An evolutionary architecture supports building systems that allow architects and developers to make sweeping changes to the most important parts of their systems with confidence. It covers practices that allow developers to build continual architectures, which evolve cleanly without the need for a crystal ball.
Our Definition:
An evolutionary architecture supports guided, incremental change across multiple dimensions.
Incremental change relies on continuous delivery practices like deployment pipelines, mature DevOps, good testing culture, and other current agile engineering best practices. When combined with a granular, modular architecture, incremental change allows developers to make small modifications at the architectural level without breaking unrelated pieces. Incremental change is the machinery that enables evolutionary architectures to evolve.
Evolutionary architecture allows different parts of the system to evolve in the ways most sensible to solve a problem. However, we don’t want the system to evolve in a way that harms some architectural concern. For example, improving performance with caching might accidentally harm security in the process. How can we build guidelines within the architecture to support change but guard specific attributes? Evolutionary computing defines a fitness function as an objectively quantifiable function used to summarise how close a given design solution is to achieving the set aims. When defining an evolutionary algorithm, the designer seeks a “better” algorithm; the fitness function defines what “better” means in this context.
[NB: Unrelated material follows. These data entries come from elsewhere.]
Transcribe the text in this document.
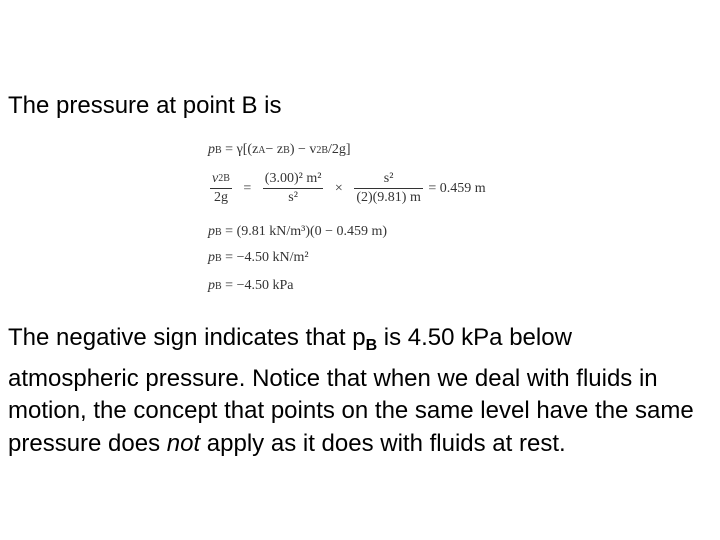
The pressure at point B is

pB = γ[(zA− zB) − v2B/2g]
$\frac{v2B}{2g} = \frac{\text{(3.00)² m²}}{\text{s²}} \times \frac{\text{s²}}{(2)(9.81) m} = 0.459$ m
pB = (9.81 kN/m³)(0 − 0.459 m)
pB = −4.50 kN/m²
pB = −4.50 kPa

The negative sign indicates that $p_B$ is 4.50 kPa below atmospheric pressure. Notice that when we deal with fluids in motion, the concept that points on the same level have the same pressure does not apply as it does with fluids at rest.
We borrow this concept to define architectural fitness functions:
An architectural fitness function provides an objective integrity assessment of some architectural characteristic(s).
Fitness functions encompass existing engineering practices such as testing and metrics, but also advanced capabilities such as Netflix’s Chaos Monkey A wide variety of dimensions exist for architectural fitness functions: context, cadence, scope, and so on. We identify a variety of important fitness function dimensions and how they interact, along with techniques for discovering them.
Architects commonly focus on a narrow dimension of a software project, the technical architecture: frameworks, dependencies, integration architecture, and so on. But real software projects contain numerous orthogonal concerns: data architecture, security, scalability, testability, and a host of others. Modern architectures that support evolution must accommodate all these important dimensions of architecture–continuously.
The complete scope of architecture includes the requirements, the architectural concerns deemed critical to success by architects, and all the other parts that impact software development (data, security, operations, and so on). The combination of all these things forms the dimensions of the architecture.
We offer a new perspective on evolving architecture, making “evolvability” a first-class “-ility” in software projects. We provide a logical framework for identifying and protecting parts of the architecture that evolve: identify the important dimensions, define fitness functions to ensure compliance, and use incremental change engineer practices such as deployment pipelines and other continuous delivery practices to automatically verify fitness.
The concepts of evolutionary architecture also help automate previously underserved constituents (“non-functional requirements”) by providing a framework for identifying important dimensions, with their critical characteristics, and the mechanism (via fitness functions) for verifying the veracity of those attributes continually. This in turn allows architects to build systems that support ongoing change with confidence that important qualities won’t degrade. Identification of architecture dimension and fitness function occurs at both project inception and as an ongoing concern, building continual architecture.